Verify whether the given equation(y=c1-cos(x+c2)) is a solution to this equation[(d^2y/dx^2)^2 + (dy/dx)^2 - 1 = 0].
I know that sometimes finding the solution is tricky, but surely just taking the derivatives is easy, no?
y = c1-cos(x+c2)
y' = -sin(x+c2)
y" = -cos(x+c2)
(y")^2 + (y')^2 - 1 = 0
sin^2+cos^2 = 1, right?
To verify whether the given equation y = c1 - cos(x + c2) is a solution to the equation [(d^2y/dx^2)^2 + (dy/dx)^2 - 1 = 0], we need to substitute the given equation into the differential equation and check if it satisfies the equation.
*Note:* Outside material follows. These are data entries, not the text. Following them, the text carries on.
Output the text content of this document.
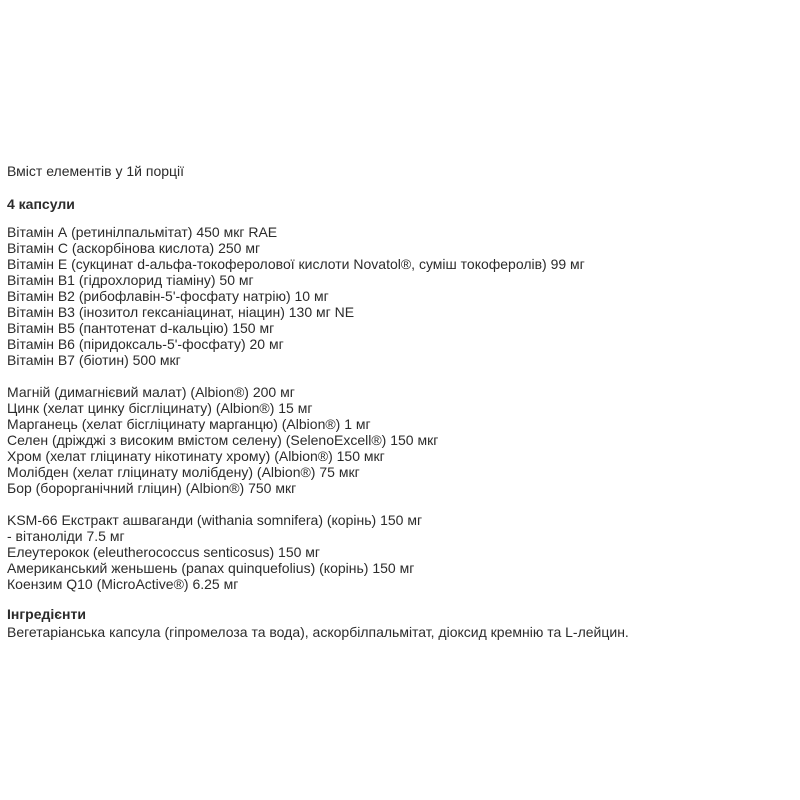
Вміст елементів у 1й порції
4 капсули
Вітамін А (ретинілпальмітат) 450 мкг RAE
Вітамін С (аскорбінова кислота) 250 мг
Вітамін Е (сукцинат d-альфа-токоферолової кислоти Novatol®, суміш токоферолів) 99 мг
Вітамін В1 (гідрохлорид тіаміну) 50 мг
Вітамін В2 (рибофлавін-5'-фосфату натрію) 10 мг
Вітамін В3 (інозитол гексаніацинат, ніацин) 130 мг NE
Вітамін В5 (пантотенат d-кальцію) 150 мг
Вітамін В6 (піридоксаль-5'-фосфату) 20 мг
Вітамін В7 (біотин) 500 мкг
Магній (димагнієвий малат) (Albion®) 200 мг
Цинк (хелат цинку бісгліцинату) (Albion®) 15 мг
Марганець (хелат бісгліцинату марганцю) (Albion®) 1 мг
Селен (дріжджі з високим вмістом селену) (SelenoExcell®) 150 мкг
Хром (хелат гліцинату нікотинату хрому) (Albion®) 150 мкг
Молібден (хелат гліцинату молібдену) (Albion®) 75 мкг
Бор (борорганічний гліцин) (Albion®) 750 мкг
KSM-66 Екстракт ашваганди (withania somnifera) (корінь) 150 мг
- вітаноліди 7.5 мг
Елеутерокок (eleutherococcus senticosus) 150 мг
Американський женьшень (panax quinquefolius) (корінь) 150 мг
Коензим Q10 (MicroActive®) 6.25 мг
Інгредієнти
Вегетаріанська капсула (гіпромелоза та вода), аскорбілпальмітат, діоксид кремнію та L-лейцин.
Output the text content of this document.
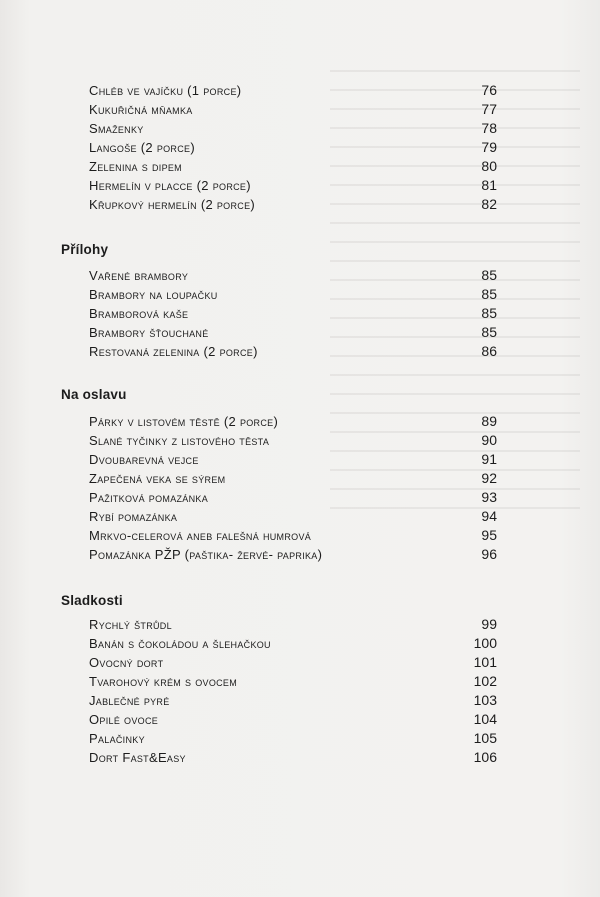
Chléb ve vajíčku (1 porce)	76
Kukuřičná mňamka	77
Smaženky	78
Langoše (2 porce)	79
Zelenina s dipem	80
Hermelín v placce (2 porce)	81
Křupkový hermelín (2 porce)	82
Přílohy
Vařené brambory	85
Brambory na loupačku	85
Bramborová kaše	85
Brambory šťouchané	85
Restovaná zelenina (2 porce)	86
Na oslavu
Párky v listovém těstě (2 porce)	89
Slané tyčinky z listového těsta	90
Dvoubarevná vejce	91
Zapečená veka se sýrem	92
Pažitková pomazánka	93
Rybí pomazánka	94
Mrkvo-celerová aneb falešná humrová	95
Pomazánka PŽP (paštika- žervé- paprika)	96
Sladkosti
Rychlý štrůdl	99
Banán s čokoládou a šlehačkou	100
Ovocný dort	101
Tvarohový krém s ovocem	102
Jablečné pyré	103
Opilé ovoce	104
Palačinky	105
Dort Fast&Easy	106
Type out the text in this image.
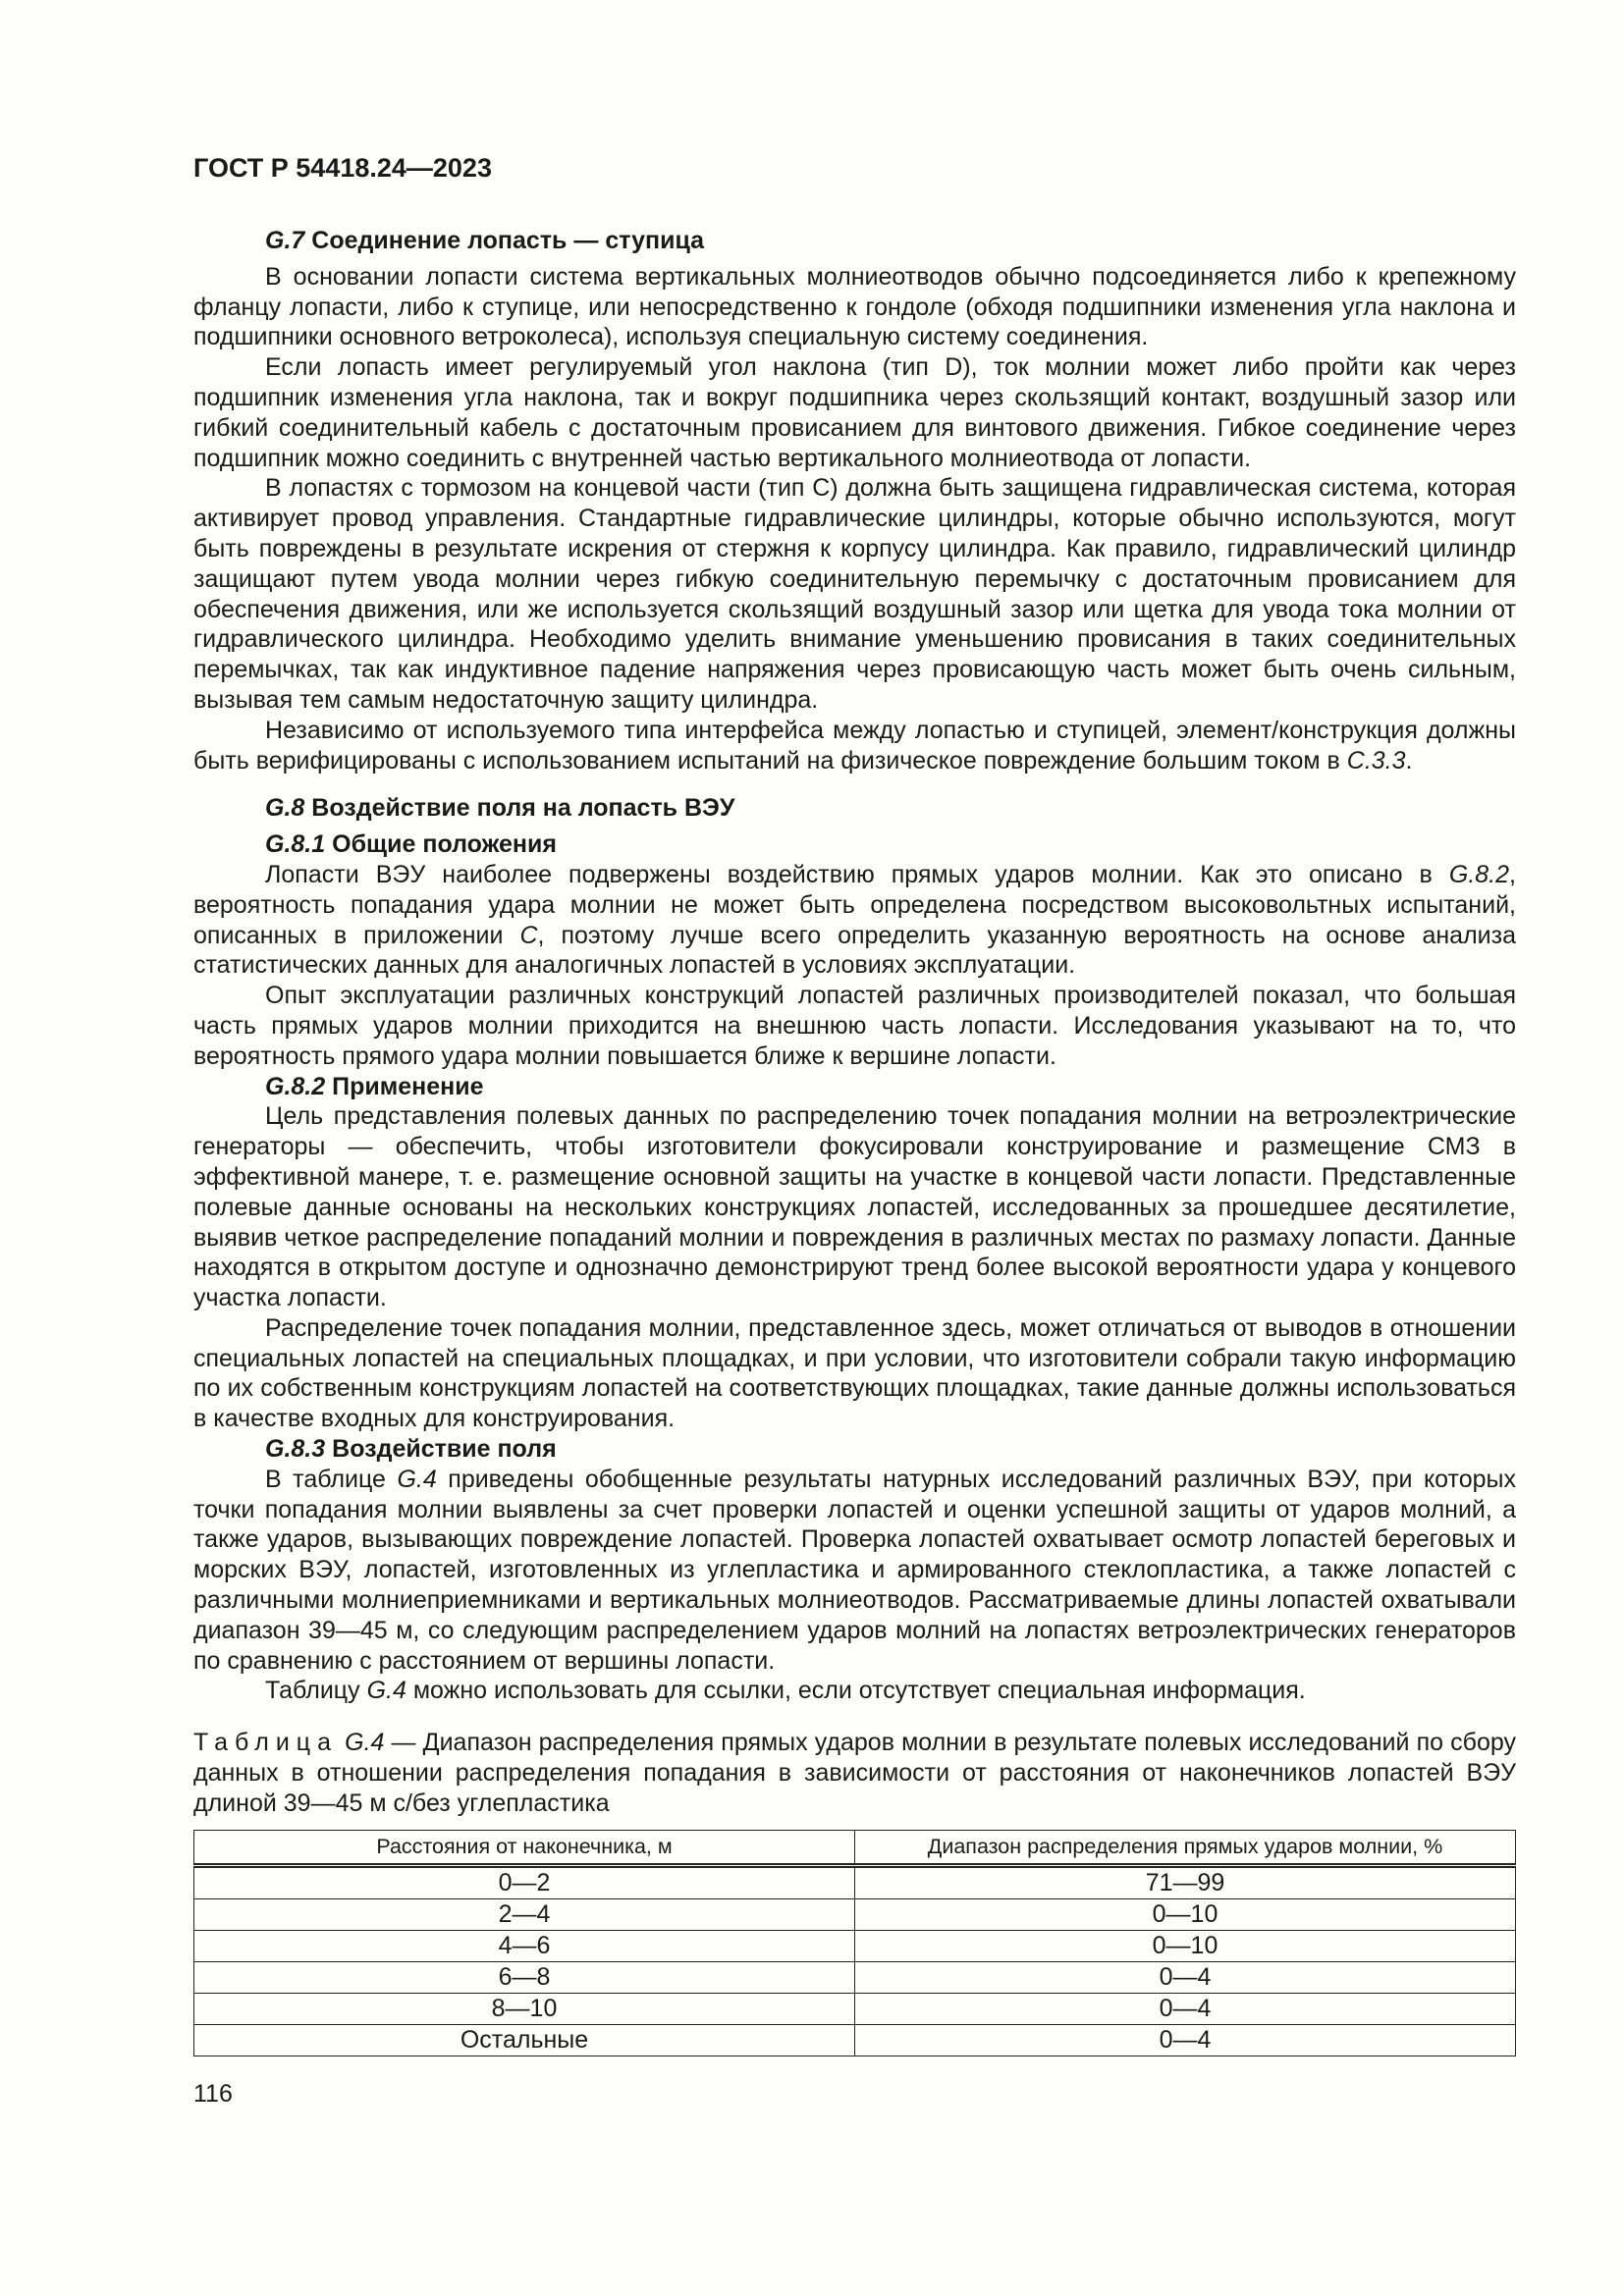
ГОСТ Р 54418.24—2023
G.7 Соединение лопасть — ступица

В основании лопасти система вертикальных молниеотводов обычно подсоединяется либо к крепежному фланцу лопасти, либо к ступице, или непосредственно к гондоле (обходя подшипники изменения угла наклона и подшипники основного ветроколеса), используя специальную систему соединения.

Если лопасть имеет регулируемый угол наклона (тип D), ток молнии может либо пройти как через подшипник изменения угла наклона, так и вокруг подшипника через скользящий контакт, воздушный зазор или гибкий соединительный кабель с достаточным провисанием для винтового движения. Гибкое соединение через подшипник можно соединить с внутренней частью вертикального молниеотвода от лопасти.

В лопастях с тормозом на концевой части (тип C) должна быть защищена гидравлическая система, которая активирует провод управления. Стандартные гидравлические цилиндры, которые обычно используются, могут быть повреждены в результате искрения от стержня к корпусу цилиндра. Как правило, гидравлический цилиндр защищают путем увода молнии через гибкую соединительную перемычку с достаточным провисанием для обеспечения движения, или же используется скользящий воздушный зазор или щетка для увода тока молнии от гидравлического цилиндра. Необходимо уделить внимание уменьшению провисания в таких соединительных перемычках, так как индуктивное падение напряжения через провисающую часть может быть очень сильным, вызывая тем самым недостаточную защиту цилиндра.

Независимо от используемого типа интерфейса между лопастью и ступицей, элемент/конструкция должны быть верифицированы с использованием испытаний на физическое повреждение большим током в C.3.3.

G.8 Воздействие поля на лопасть ВЭУ
G.8.1 Общие положения

Лопасти ВЭУ наиболее подвержены воздействию прямых ударов молнии. Как это описано в G.8.2, вероятность попадания удара молнии не может быть определена посредством высоковольтных испытаний, описанных в приложении C, поэтому лучше всего определить указанную вероятность на основе анализа статистических данных для аналогичных лопастей в условиях эксплуатации.

Опыт эксплуатации различных конструкций лопастей различных производителей показал, что большая часть прямых ударов молнии приходится на внешнюю часть лопасти. Исследования указывают на то, что вероятность прямого удара молнии повышается ближе к вершине лопасти.

G.8.2 Применение

Цель представления полевых данных по распределению точек попадания молнии на ветроэлектрические генераторы — обеспечить, чтобы изготовители фокусировали конструирование и размещение СМЗ в эффективной манере, т. е. размещение основной защиты на участке в концевой части лопасти. Представленные полевые данные основаны на нескольких конструкциях лопастей, исследованных за прошедшее десятилетие, выявив четкое распределение попаданий молнии и повреждения в различных местах по размаху лопасти. Данные находятся в открытом доступе и однозначно демонстрируют тренд более высокой вероятности удара у концевого участка лопасти.

Распределение точек попадания молнии, представленное здесь, может отличаться от выводов в отношении специальных лопастей на специальных площадках, и при условии, что изготовители собрали такую информацию по их собственным конструкциям лопастей на соответствующих площадках, такие данные должны использоваться в качестве входных для конструирования.

G.8.3 Воздействие поля

В таблице G.4 приведены обобщенные результаты натурных исследований различных ВЭУ, при которых точки попадания молнии выявлены за счет проверки лопастей и оценки успешной защиты от ударов молний, а также ударов, вызывающих повреждение лопастей. Проверка лопастей охватывает осмотр лопастей береговых и морских ВЭУ, лопастей, изготовленных из углепластика и армированного стеклопластика, а также лопастей с различными молниеприемниками и вертикальных молниеотводов. Рассматриваемые длины лопастей охватывали диапазон 39—45 м, со следующим распределением ударов молний на лопастях ветроэлектрических генераторов по сравнению с расстоянием от вершины лопасти.

Таблицу G.4 можно использовать для ссылки, если отсутствует специальная информация.

Таблица G.4 — Диапазон распределения прямых ударов молнии в результате полевых исследований по сбору данных в отношении распределения попадания в зависимости от расстояния от наконечников лопастей ВЭУ длиной 39—45 м с/без углепластика
Расстояния от наконечника, м	Диапазон распределения прямых ударов молнии, %
0—2	71—99
2—4	0—10
4—6	0—10
6—8	0—4
8—10	0—4
Остальные	0—4
116
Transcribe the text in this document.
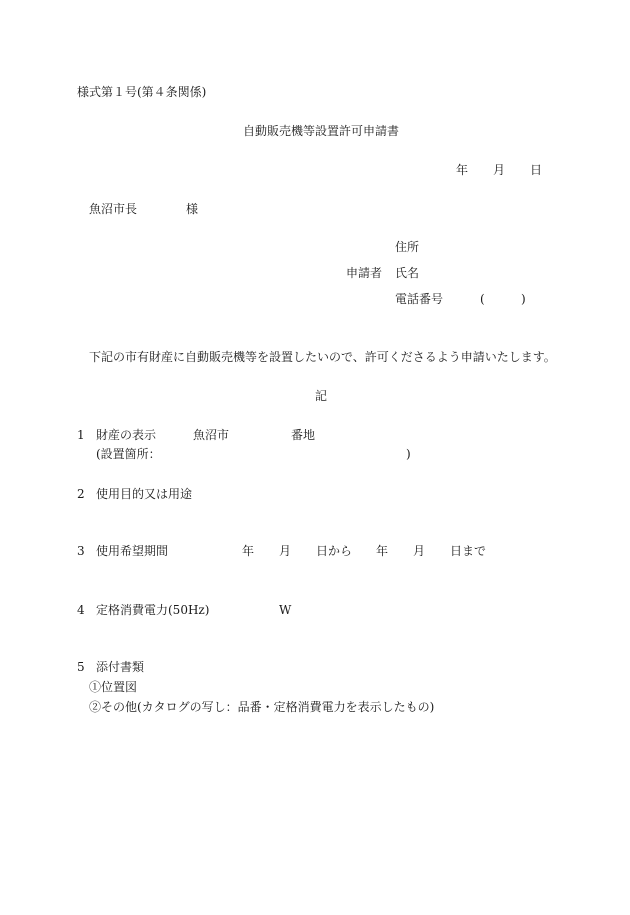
様式第１号(第４条関係)
自動販売機等設置許可申請書
年 月 日
魚沼市長	様
住所
申請者 氏名
電話番号	(	)
下記の市有財産に自動販売機等を設置したいので、許可くださるよう申請いたします。
記
1 財産の表示	魚沼市	番地
(設置箇所：	)
2 使用目的又は用途
3 使用希望期間	年 月 日から 年 月 日まで
4 定格消費電力(50Hz)	W
5 添付書類
①位置図
②その他(カタログの写し：品番・定格消費電力を表示したもの)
Let's start by finding the first and second derivatives of y with respect to x:
dy/dx = 0 - sin(x + c2) = -sin(x + c2)
(d^2y/dx^2) = -cos(x + c2)
Now, substitute these derivatives back into the differential equation:
[(-cos(x + c2))^2 + (-sin(x + c2))^2 - 1] = 0
Simplifying further:
[cos^2(x + c2) + sin^2(x + c2) - 1] = 0
Using the trigonometric identity cos^2θ + sin^2θ = 1, we have:
[1 - 1] = 0
0 = 0
Since 0 = 0, we can conclude that the given equation y = c1 - cos(x + c2) is indeed a solution to the differential equation [(d^2y/dx^2)^2 + (dy/dx)^2 - 1 = 0].